Figure shows a general situation in which a stream of people attempts to escape through an exit door that turns out to be locked. The people move toward the door at speed $V_s=3.5m/s$, are each d=0.25 m in depth, and are separated by L=1.75 m. The arrangement in figure 2-24 occurs at time t=0. (a) At what average rate does the layer of people at door increase? (b) At what time does the layer’s depth reach 5 m? (The answers reveal how quickly such a situation becomes dangerous)

Figure 2-24Problem 8

Speed of the people toward the door ,$v_s=3.5\mathrm{m}/\mathrm{s}$ .

The initial depth of layer, $d=0.25\mathrm{m}$.

The separation between the layers, $L=1.75\mathrm{m}$.

Speed may be defined as the time rate of change in distance.The time taken for each person to move a distance L with speed is used to find the rate of increase of layer of people.

The expression for the speed is given as follows:

$\mathrm{Speed}=\frac{\mathrm{Distance}}{\mathrm{Time}}$

The amount of time it takes for each person to move a distance L with speed $V_s$is calculated as follows:

$\begin{array}{c}\mathrm{\Delta }t=\frac{L}{v_s}\\ =\frac{1.75\mathrm{m}}{3.5\mathrm{m}/\mathrm{s}}\\ =0.5\mathrm{s}\end{array}$

With each additional person, the depth increases by one body depth d.

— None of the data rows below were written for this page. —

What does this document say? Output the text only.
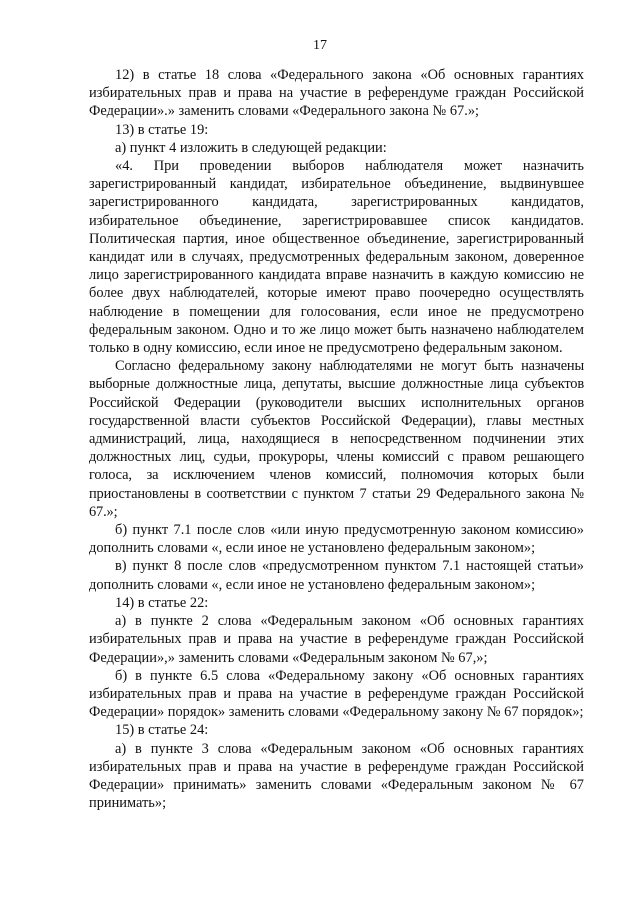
17

12) в статье 18 слова «Федерального закона «Об основных гарантиях избирательных прав и права на участие в референдуме граждан Российской Федерации».» заменить словами «Федерального закона № 67.»;

13) в статье 19:

а) пункт 4 изложить в следующей редакции:

«4. При проведении выборов наблюдателя может назначить зарегистрированный кандидат, избирательное объединение, выдвинувшее зарегистрированного кандидата, зарегистрированных кандидатов, избирательное объединение, зарегистрировавшее список кандидатов. Политическая партия, иное общественное объединение, зарегистрированный кандидат или в случаях, предусмотренных федеральным законом, доверенное лицо зарегистрированного кандидата вправе назначить в каждую комиссию не более двух наблюдателей, которые имеют право поочередно осуществлять наблюдение в помещении для голосования, если иное не предусмотрено федеральным законом. Одно и то же лицо может быть назначено наблюдателем только в одну комиссию, если иное не предусмотрено федеральным законом.

Согласно федеральному закону наблюдателями не могут быть назначены выборные должностные лица, депутаты, высшие должностные лица субъектов Российской Федерации (руководители высших исполнительных органов государственной власти субъектов Российской Федерации), главы местных администраций, лица, находящиеся в непосредственном подчинении этих должностных лиц, судьи, прокуроры, члены комиссий с правом решающего голоса, за исключением членов комиссий, полномочия которых были приостановлены в соответствии с пунктом 7 статьи 29 Федерального закона № 67.»;

б) пункт 7.1 после слов «или иную предусмотренную законом комиссию» дополнить словами «, если иное не установлено федеральным законом»;

в) пункт 8 после слов «предусмотренном пунктом 7.1 настоящей статьи» дополнить словами «, если иное не установлено федеральным законом»;

14) в статье 22:

а) в пункте 2 слова «Федеральным законом «Об основных гарантиях избирательных прав и права на участие в референдуме граждан Российской Федерации»,» заменить словами «Федеральным законом № 67,»;

б) в пункте 6.5 слова «Федеральному закону «Об основных гарантиях избирательных прав и права на участие в референдуме граждан Российской Федерации» порядок» заменить словами «Федеральному закону № 67 порядок»;

15) в статье 24:

а) в пункте 3 слова «Федеральным законом «Об основных гарантиях избирательных прав и права на участие в референдуме граждан Российской Федерации» принимать» заменить словами «Федеральным законом № 67 принимать»;
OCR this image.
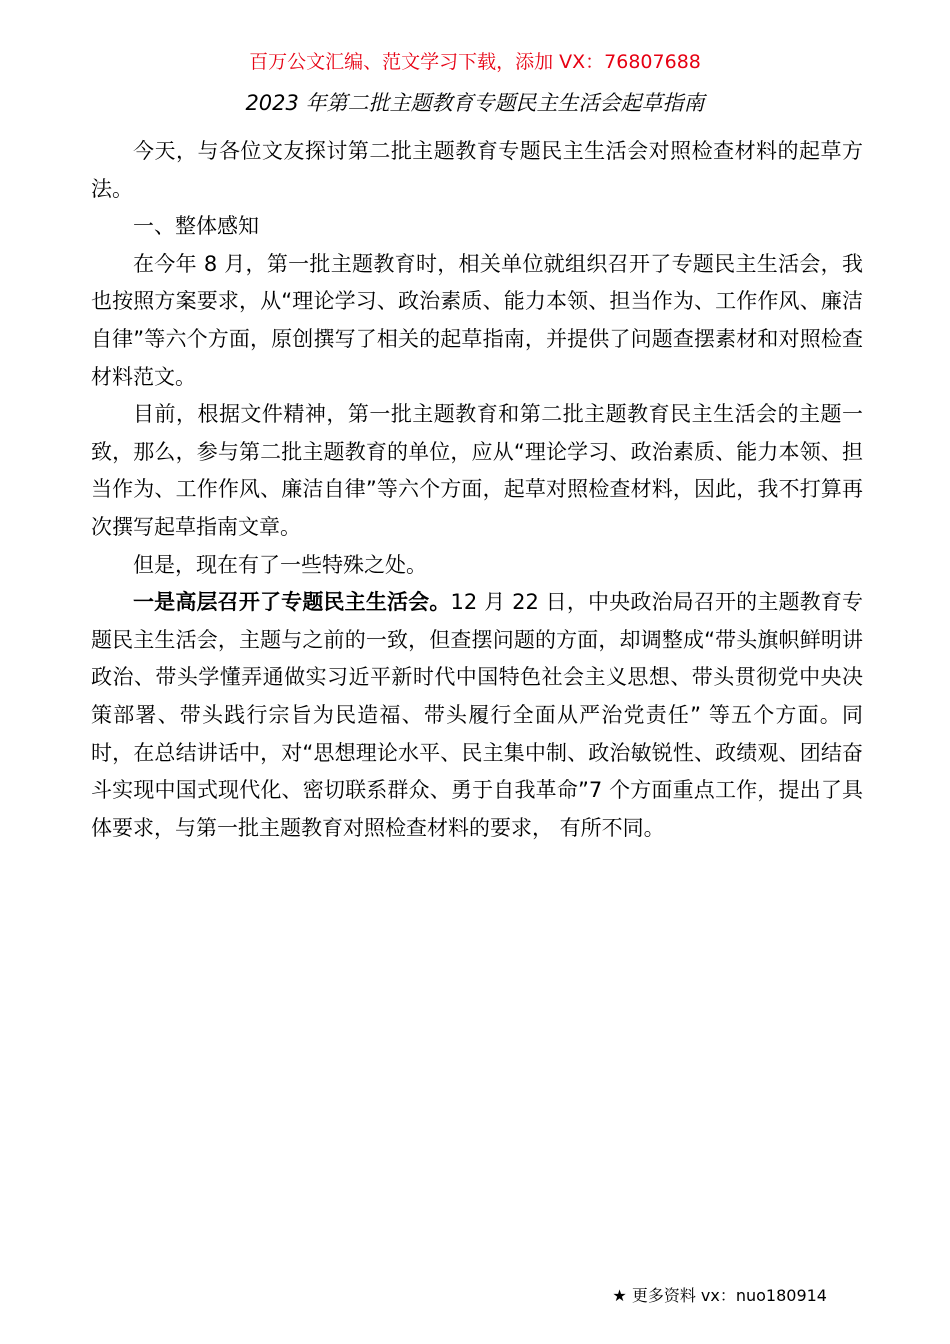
百万公文汇编、范文学习下载，添加 VX：76807688
2023 年第二批主题教育专题民主生活会起草指南

今天，与各位文友探讨第二批主题教育专题民主生活会对照检查材料的起草方法。

一、整体感知

在今年 8 月，第一批主题教育时，相关单位就组织召开了专题民主生活会，我也按照方案要求，从“理论学习、政治素质、能力本领、担当作为、工作作风、廉洁自律”等六个方面，原创撰写了相关的起草指南，并提供了问题查摆素材和对照检查材料范文。

目前，根据文件精神，第一批主题教育和第二批主题教育民主生活会的主题一致，那么，参与第二批主题教育的单位，应从“理论学习、政治素质、能力本领、担当作为、工作作风、廉洁自律”等六个方面，起草对照检查材料，因此，我不打算再次撰写起草指南文章。

但是，现在有了一些特殊之处。

一是高层召开了专题民主生活会。12 月 22 日，中央政治局召开的主题教育专题民主生活会，主题与之前的一致，但查摆问题的方面，却调整成“带头旗帜鲜明讲政治、带头学懂弄通做实习近平新时代中国特色社会主义思想、带头贯彻党中央决策部署、带头践行宗旨为民造福、带头履行全面从严治党责任” 等五个方面。同时，在总结讲话中，对“思想理论水平、民主集中制、政治敏锐性、政绩观、团结奋斗实现中国式现代化、密切联系群众、勇于自我革命”7 个方面重点工作，提出了具体要求，与第一批主题教育对照检查材料的要求， 有所不同。

★ 更多资料 vx：nuo180914
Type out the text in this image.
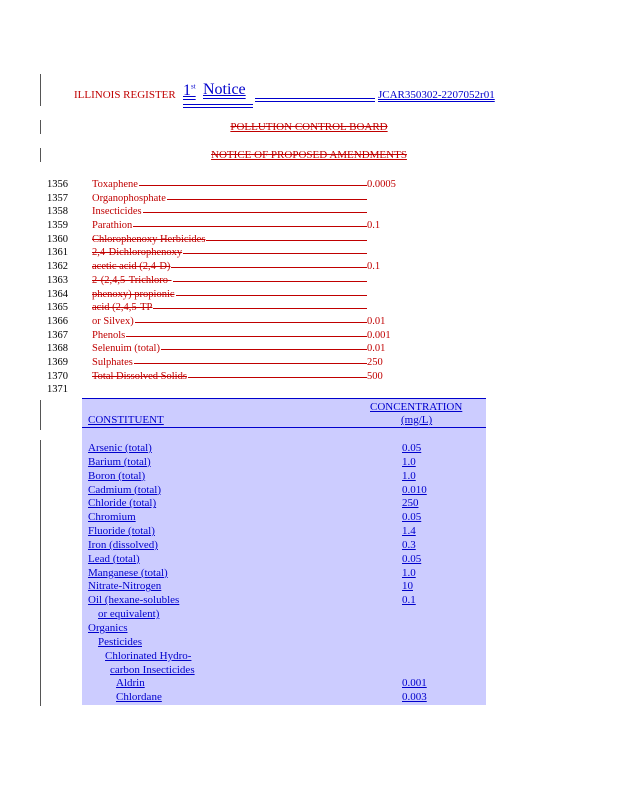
ILLINOIS REGISTER 1st Notice	JCAR350302-2207052r01
POLLUTION CONTROL BOARD
NOTICE OF PROPOSED AMENDMENTS
1356	Toxaphene	0.0005
1357	Organophosphate
1358	Insecticides
1359	Parathion	0.1
1360	Chlorophenoxy Herbicides
1361	2,4-Dichlorophenoxy
1362	acetic acid (2,4-D)	0.1
1363	2-(2,4,5-Trichloro-
1364	phenoxy) propionic
1365	acid (2,4,5-TP
1366	or Silvex)	0.01
1367	Phenols	0.001
1368	Selenuim (total)	0.01
1369	Sulphates	250
1370	Total Dissolved Solids	500
1371
CONCENTRATION
CONSTITUENT	(mg/L)
Arsenic (total)	0.05
Barium (total)	1.0
Boron (total)	1.0
Cadmium (total)	0.010
Chloride (total)	250
Chromium	0.05
Fluoride (total)	1.4
Iron (dissolved)	0.3
Lead (total)	0.05
Manganese (total)	1.0
Nitrate-Nitrogen	10
Oil (hexane-solubles	0.1
or equivalent)
Organics
Pesticides
Chlorinated Hydro-
carbon Insecticides
Aldrin	0.001
Chlordane	0.003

Therefore, the rate of increase of the layer of people is calculated as follows:

$\begin{array}{c}R=\frac{d}{\mathrm{\Delta }t}\\ =\frac{0.25}{0.5}\\ =0.50\mathrm{m}/\mathrm{s}\end{array}$

Hence, the average rate of increase in the layer of people is .$0.50m/s$

The amount of time required to reach a depth of D=5.0 m is calculated as follows:

$\begin{array}{c}\Delta t=\frac{D}{R}\\ =\frac{5.0\mathrm{m}}{0.5\mathrm{m}/\mathrm{s}}\\ =10\mathrm{s}\end{array}$

Hence, the time required when the layer depth reaches 5 m is 10 s.